The future will always look horrible until we develop the courage to face the present. If marriage is a viable form of human relationship, experimentation will confirm it. If not, experimentation might find something better, provided people learn to live from their centers, rather than from the desperation of abstract sex.

Unexpressed love can be deadly and tragic. We must abandon all substitutes for the real thing--even if it means giving up certain compulsions we habitually reward: as in the coldly-driven overworker and the soulless thinker. Colleges, in their timid pursuit of "knowledge" are sometimes loveless and inhumane, and reward with success those who have sacrificed their ability to love to a lesser ability to think, or to write, or to manipulate, or otherwise to specialize their whole, feeling softness into sharp-edged, efficient fragments. Let's--please!--find another ideal to follow: one that fosters human wholeness.

8. Contact

These Basic Processes can be summarized in one word: contact. Thinking, feeling, work, creating, even sex can be done by only a part of the person. Contact is a whole-self function. Indeed, contact is the whole-self function.

Deeper than awareness, more inclusive than thought, broader than concentration, contact is a state of continuous communication between the various parts of the self, between mental and bodily processes, between the self and others, between the self and the world.

A person may create a work of art, work, or carry on a conversation while in touch with only certain parts of himself. But the only authentic actions are whole actions. In a state of contact, a person doing a task is in touch with his inner signals, with the world around him, and with his plan.

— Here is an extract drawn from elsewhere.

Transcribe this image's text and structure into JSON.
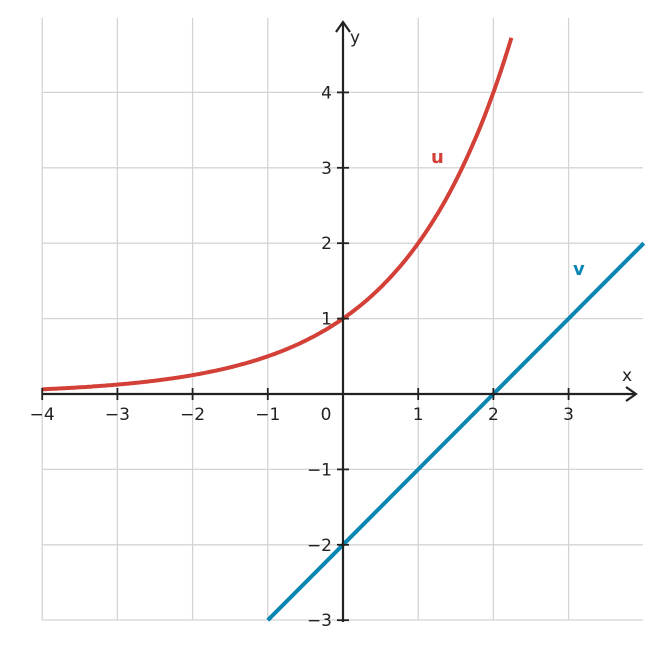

Contactless people might bludgeon their way through a job, or create works of soulless precision. Contactlessness is typically characterized by feelings of deadness, fragmentation, vague and pervading anxiety.

Contact may be reestablished through any of several routes: through focus on contact with the self, spreading out to the world and others. Or focus on work, spreading out to fuller contact with the self and with others. And so on. Under conditions of generous contact, out is in, and in is out. The external world reveals us to ourselves; and the better we know ourselves, the better we can know the world.

On a practical level, students living in an atmosphere where people value contact will not write a mechanical essay, "fulfilling the assignment," but will seek ways to express and develop themselves through everything they do.